Inaccurate information and poor coordination between federal agencies is putting members of the military at risk of paying more on their student loans than necessary, the Government Accountability Office said in a new report.
By law, military personnel are not supposed to be charged more than 6 percent interest on any loan while they are on active duty. Yet researchers at the GAO found that documents and a website the Department of Defense uses to keep servicemembers informed of their rights fail to explain the full extent of the interest rate cap on all student loans.
A part of the problem is the inconsistent way the benefit is applied, the report said. The Education Department requires all of its student loan servicers, the middlemen who collect payments, to match their portfolios of federal student loans against the Defense Department’s database of active-duty troops to automatically grant the benefit. But banks, credit unions and other private education lenders are under no obligation to follow suit, even though some have voluntarily adopted the practice, according to the GAO.
As a result, active-duty borrowers with private student loans have the burden of supplying proof of their military status to receive the interest-rate cap. And some may be unaware of their eligibility because of inaccurate information provided by the Defense Department, a charge the agency officials disputed in their response to the GAO report.
Researchers at the GAO say federal agencies can clear up these problems by directing all education lenders to automatically apply the benefit, which would require changes to the Servicemembers Civil Relief Act (SCRA).
The Department of Justice, which along with four banking regulators and the Consumer Financial Protection Bureau oversees private lenders’ compliance with the relief act, has asked Congress to simplify the process. A year ago, the department proposed eliminating the requirement that military personnel provide private loan servicers a copy of their orders, but the GAO recommends officials take it a step further. Justice officials, in a response to the GAO report, said they would consider the recommendation.

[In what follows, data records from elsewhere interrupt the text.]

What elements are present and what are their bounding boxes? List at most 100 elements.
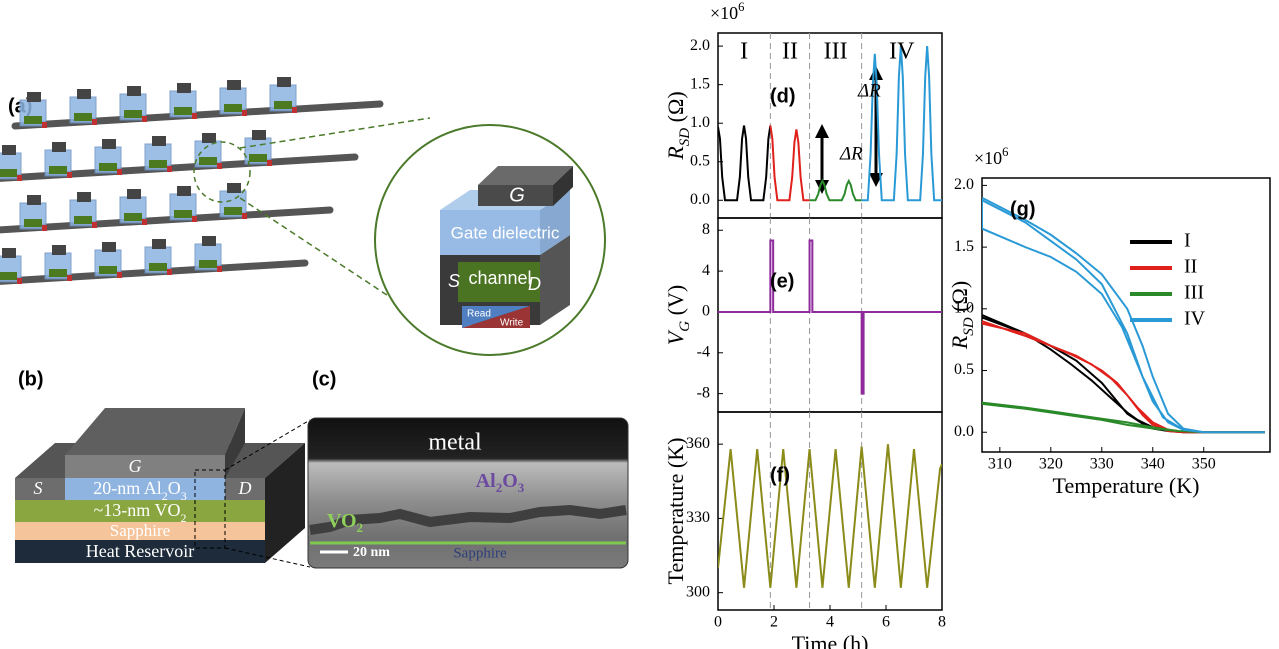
cell-gate (127, 189, 141, 199)
text-sub: 3 (181, 489, 187, 503)
cell-gate (27, 195, 41, 205)
cell-channel (74, 216, 92, 224)
y-tick-label: 8 (702, 221, 710, 238)
x-axis-label: Temperature (K) (1053, 473, 1200, 498)
y-tick-label: 2.0 (954, 176, 974, 193)
substrate-text: Sapphire (110, 521, 170, 540)
cell-contact (217, 163, 222, 169)
text-part: (V) (663, 285, 688, 321)
cell-contact (242, 213, 247, 219)
cell-channel (199, 260, 217, 268)
cell-contact (142, 116, 147, 122)
cell-contact (67, 172, 72, 178)
y-tick-label: 4 (702, 262, 710, 279)
panel-label: (b) (18, 368, 44, 390)
x-tick-label: 4 (826, 614, 834, 631)
panel-label: (d) (770, 85, 796, 107)
text-part: ×10 (710, 3, 738, 23)
cell-contact (92, 222, 97, 228)
text-part: Temperature (K) (663, 438, 688, 585)
substrate-text: Sapphire (453, 545, 507, 561)
cell-gate (52, 142, 66, 152)
cell-contact (17, 278, 22, 284)
data-line (718, 240, 942, 393)
legend-label: II (1184, 256, 1197, 278)
tem-image: metal Al2O3 VO2 20 nm Sapphire (308, 418, 628, 568)
write-text: Write (500, 318, 524, 329)
cell-gate (27, 92, 41, 102)
cell-channel (124, 213, 142, 221)
panel-label: (e) (770, 270, 794, 292)
cell-gate (202, 133, 216, 143)
chart: 0.00.51.01.52.0RSD (Ω)×106(d)IIIIIIIVΔRΔ… (663, 0, 942, 218)
panel-label: (g) (1010, 198, 1036, 220)
source-text: S (448, 271, 460, 291)
y-tick-label: 360 (686, 435, 710, 452)
cell-channel (224, 207, 242, 215)
data-line (982, 198, 1265, 433)
gate-text: G (129, 456, 142, 476)
y-axis-label: VG (V) (663, 285, 693, 345)
device-array (0, 77, 380, 287)
cell-contact (192, 216, 197, 222)
legend-label: III (1184, 282, 1204, 304)
cell-contact (192, 113, 197, 119)
cell-contact (117, 169, 122, 175)
text-part: ×10 (974, 148, 1002, 168)
data-line (982, 321, 1265, 432)
x-tick-label: 0 (714, 614, 722, 631)
text-part: O (168, 478, 181, 498)
page-body: (a) G Gate dielectric S channel D Read W… (0, 0, 1279, 649)
y-tick-label: 300 (686, 583, 710, 600)
cell-gate (52, 245, 66, 255)
cell-contact (217, 266, 222, 272)
text-part: O (502, 470, 518, 492)
x-tick-label: 2 (770, 614, 778, 631)
x-tick-label: 350 (1192, 456, 1216, 473)
y-tick-label: 0.5 (954, 361, 974, 378)
y-axis-label: Temperature (K) (663, 438, 688, 585)
cell-channel (199, 157, 217, 165)
x-axis-label: Time (h) (792, 631, 869, 649)
legend-label: IV (1184, 308, 1206, 330)
text-part: R (663, 146, 688, 161)
cell-gate (227, 183, 241, 193)
text-part: (Ω) (663, 91, 688, 128)
cell-contact (67, 275, 72, 281)
cell-channel (99, 266, 117, 274)
y-tick-label: 330 (686, 509, 710, 526)
text-sub: 6 (738, 0, 744, 14)
plot-frame (718, 218, 942, 412)
cell-gate (227, 80, 241, 90)
text-part: 20-nm Al (93, 478, 162, 498)
y-tick-label: 1.5 (954, 238, 974, 255)
x-tick-label: 320 (1039, 456, 1063, 473)
region-label: III (824, 39, 848, 65)
scale-text: 20 nm (353, 545, 390, 560)
text-sub: SD (961, 317, 977, 336)
cell-gate (77, 89, 91, 99)
axis-multiplier: ×106 (710, 0, 744, 23)
panel-label: (c) (312, 368, 336, 390)
text-part: Al (476, 470, 496, 492)
rail (0, 210, 330, 232)
cell-channel (49, 166, 67, 174)
text-part: R (947, 335, 972, 350)
cell-contact (17, 175, 22, 181)
cell-channel (249, 154, 267, 162)
cell-gate (102, 139, 116, 149)
y-tick-label: 0 (702, 303, 710, 320)
x-tick-label: 8 (938, 614, 946, 631)
cell-channel (149, 263, 167, 271)
cell-gate (77, 192, 91, 202)
cell-contact (42, 225, 47, 231)
text-part: (Ω) (947, 281, 972, 318)
cell-channel (124, 110, 142, 118)
cell-contact (42, 122, 47, 128)
annotation: ΔR (839, 143, 863, 164)
data-line (718, 444, 942, 588)
cell-contact (167, 166, 172, 172)
y-tick-label: 0.5 (690, 152, 710, 169)
y-tick-label: 2.0 (690, 37, 710, 54)
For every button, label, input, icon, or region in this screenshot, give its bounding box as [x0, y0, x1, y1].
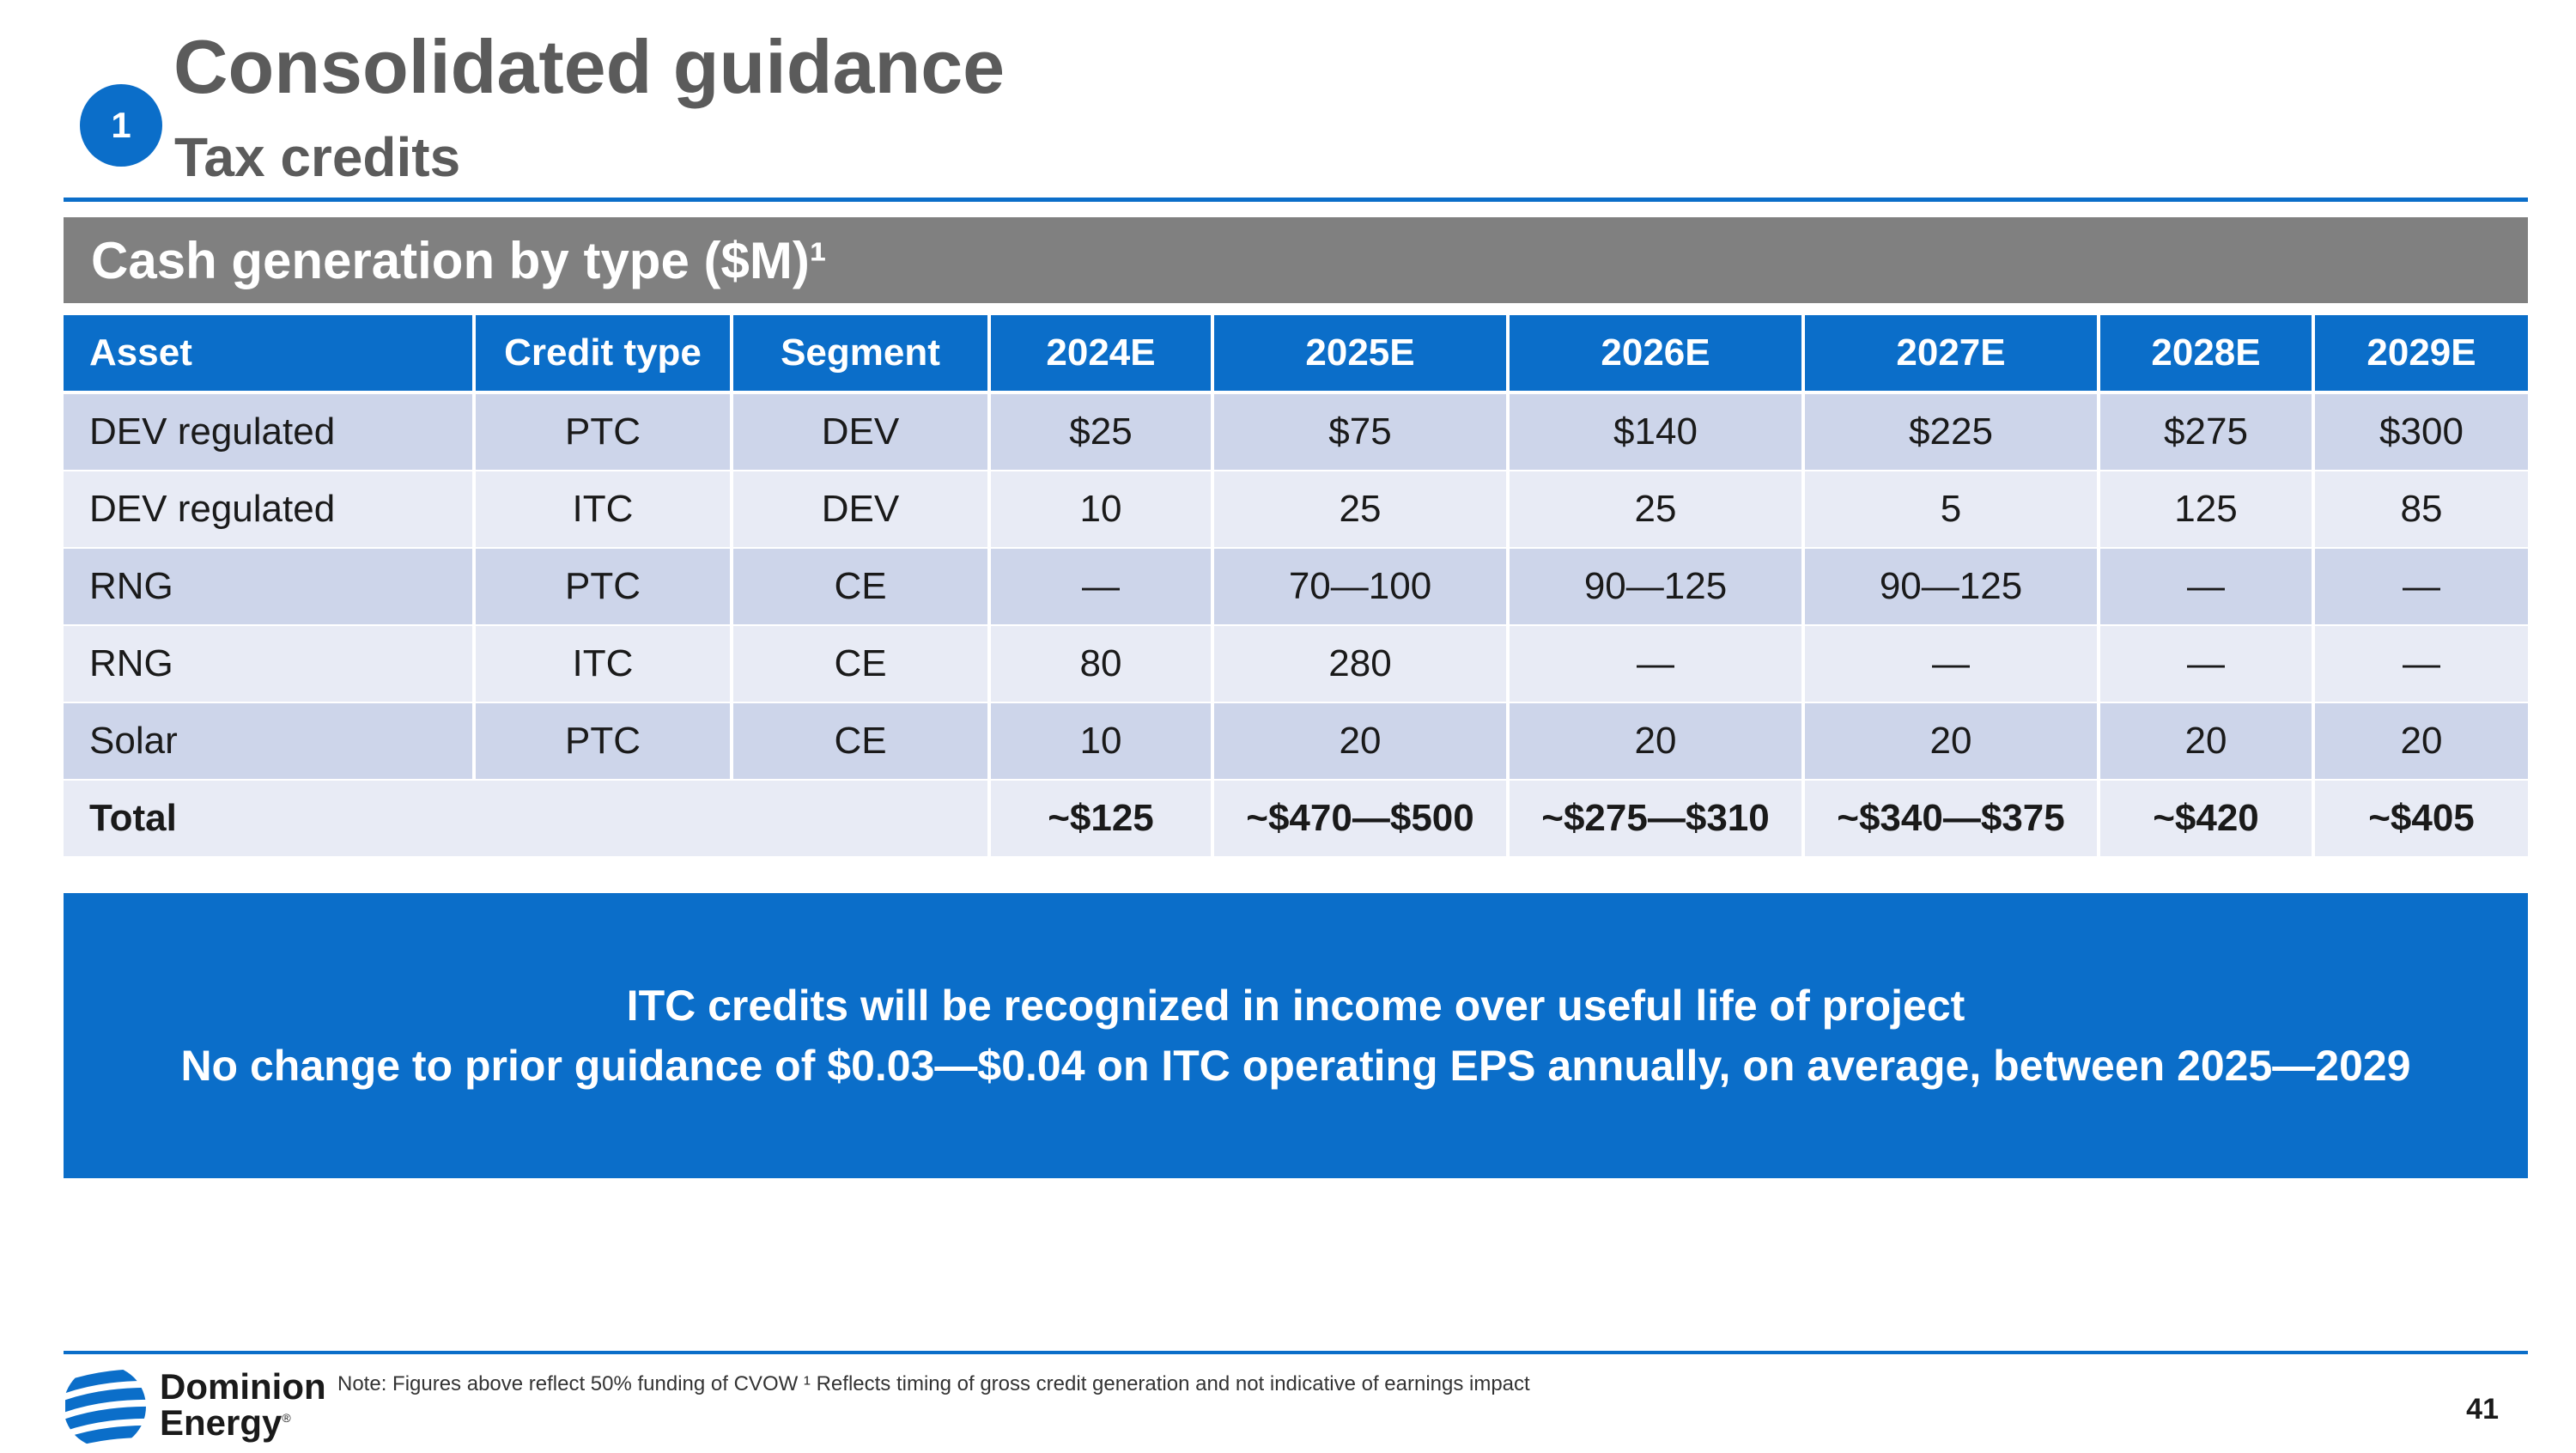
table-cell: 90—125: [1805, 549, 2097, 624]
table-header-row: Asset Credit type Segment 2024E 2025E 20…: [64, 315, 2528, 391]
table-cell: —: [991, 549, 1211, 624]
total-cell: ~$470—$500: [1214, 781, 1506, 856]
table-cell: $225: [1805, 394, 2097, 470]
table-cell: 90—125: [1510, 549, 1801, 624]
table-cell: DEV: [733, 394, 987, 470]
table-cell: CE: [733, 549, 987, 624]
table-cell: DEV regulated: [64, 394, 472, 470]
total-cell: ~$340—$375: [1805, 781, 2097, 856]
dominion-energy-logo-icon: [65, 1365, 146, 1448]
table-cell: 280: [1214, 626, 1506, 702]
table-cell: RNG: [64, 549, 472, 624]
title-divider: [64, 198, 2528, 202]
table-cell: $275: [2100, 394, 2312, 470]
table-cell: 10: [991, 703, 1211, 779]
table-cell: —: [2100, 549, 2312, 624]
table-cell: PTC: [476, 394, 730, 470]
table-cell: —: [2315, 549, 2528, 624]
section-header: Cash generation by type ($M)¹: [64, 217, 2528, 303]
table-cell: ITC: [476, 626, 730, 702]
total-cell: ~$405: [2315, 781, 2528, 856]
table-cell: —: [1510, 626, 1801, 702]
table-row: Solar PTC CE 10 20 20 20 20 20: [64, 703, 2528, 779]
company-logo-text: Dominion Energy®: [160, 1369, 326, 1441]
table-cell: 125: [2100, 471, 2312, 547]
page-subtitle: Tax credits: [174, 126, 461, 188]
table-cell: 20: [2315, 703, 2528, 779]
page-number: 41: [2466, 1393, 2499, 1426]
table-header-cell: Credit type: [476, 315, 730, 391]
table-cell: $25: [991, 394, 1211, 470]
total-cell: ~$420: [2100, 781, 2312, 856]
table-header-cell: Asset: [64, 315, 472, 391]
table-cell: 10: [991, 471, 1211, 547]
table-cell: 20: [1805, 703, 2097, 779]
table-cell: DEV regulated: [64, 471, 472, 547]
footer-divider: [64, 1351, 2528, 1354]
table-cell: Solar: [64, 703, 472, 779]
table-cell: —: [2315, 626, 2528, 702]
callout-line-2: No change to prior guidance of $0.03—$0.…: [180, 1042, 2411, 1090]
table-cell: DEV: [733, 471, 987, 547]
table-header-cell: Segment: [733, 315, 987, 391]
table-row: DEV regulated PTC DEV $25 $75 $140 $225 …: [64, 394, 2528, 470]
logo-line-2: Energy®: [160, 1402, 291, 1443]
table-cell: 70—100: [1214, 549, 1506, 624]
table-cell: 20: [1214, 703, 1506, 779]
logo-line-1: Dominion: [160, 1366, 326, 1407]
cash-generation-table: Asset Credit type Segment 2024E 2025E 20…: [64, 315, 2528, 861]
table-cell: PTC: [476, 549, 730, 624]
table-header-cell: 2025E: [1214, 315, 1506, 391]
table-cell: RNG: [64, 626, 472, 702]
table-cell: —: [2100, 626, 2312, 702]
table-cell: $300: [2315, 394, 2528, 470]
table-cell: 80: [991, 626, 1211, 702]
table-cell: 20: [1510, 703, 1801, 779]
table-cell: CE: [733, 626, 987, 702]
table-cell: 25: [1510, 471, 1801, 547]
table-row: DEV regulated ITC DEV 10 25 25 5 125 85: [64, 471, 2528, 547]
table-cell: $75: [1214, 394, 1506, 470]
footnote: Note: Figures above reflect 50% funding …: [337, 1372, 1530, 1395]
table-header-cell: 2028E: [2100, 315, 2312, 391]
table-cell: PTC: [476, 703, 730, 779]
table-header-cell: 2024E: [991, 315, 1211, 391]
table-cell: —: [1805, 626, 2097, 702]
table-row: RNG ITC CE 80 280 — — — —: [64, 626, 2528, 702]
table-cell: CE: [733, 703, 987, 779]
page-title: Consolidated guidance: [173, 24, 1005, 109]
table-header-cell: 2029E: [2315, 315, 2528, 391]
callout-line-1: ITC credits will be recognized in income…: [626, 982, 1965, 1030]
total-cell: ~$275—$310: [1510, 781, 1801, 856]
section-title: Cash generation by type ($M)¹: [91, 231, 827, 289]
table-cell: 85: [2315, 471, 2528, 547]
table-cell: 20: [2100, 703, 2312, 779]
table-cell: ITC: [476, 471, 730, 547]
table-header-cell: 2026E: [1510, 315, 1801, 391]
table-row: RNG PTC CE — 70—100 90—125 90—125 — —: [64, 549, 2528, 624]
table-header-cell: 2027E: [1805, 315, 2097, 391]
table-total-row: Total ~$125 ~$470—$500 ~$275—$310 ~$340—…: [64, 781, 2528, 856]
table-cell: $140: [1510, 394, 1801, 470]
total-cell: ~$125: [991, 781, 1211, 856]
table-cell: 5: [1805, 471, 2097, 547]
itc-callout-box: ITC credits will be recognized in income…: [64, 893, 2528, 1178]
total-label: Total: [64, 781, 987, 856]
slide-number-badge: 1: [80, 84, 162, 167]
table-cell: 25: [1214, 471, 1506, 547]
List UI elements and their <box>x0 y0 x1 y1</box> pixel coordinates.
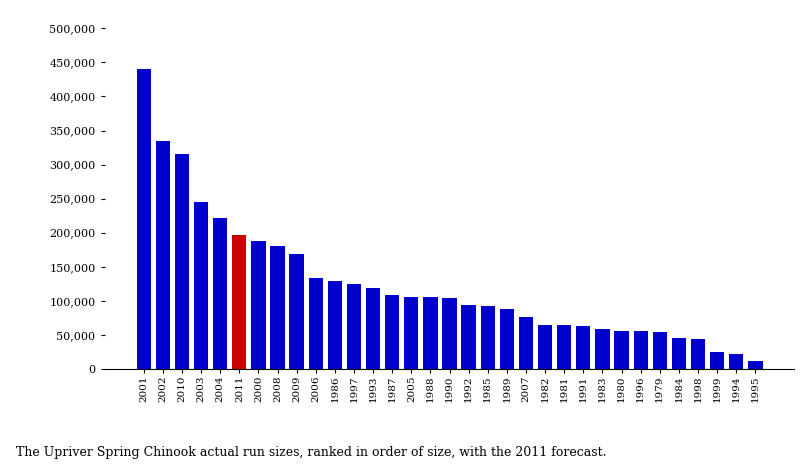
Bar <box>424 298 437 369</box>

Until recently, men and women in uniform had to provide proof of active-duty status to receive the interest rate cap on all student loans. That all changed after the government fined Sallie Mae and its former subsidiary Navient Solutions $60 million in 2014 for unlawfully charging active-duty service members high interest rates on student loans. To prevent future violations, education officials insisted all contractors servicing federal student loans adopt the automatic match.
Because those contractors applied the benefit retroactively the number of servicemembers who received the interest-rate cap on their federal student loans skyrocketed. Reviewing the records of 10 federal servicers, the GAO found an increase from 107 in October 2008 to 108,710 in December 2015. Researchers also found the number of military personnel who benefited from the cap on at least one of their private student loans more than doubled from 14,970 to 33,309 between September 2014 and March 2016 because of lenders voluntarily matching their files.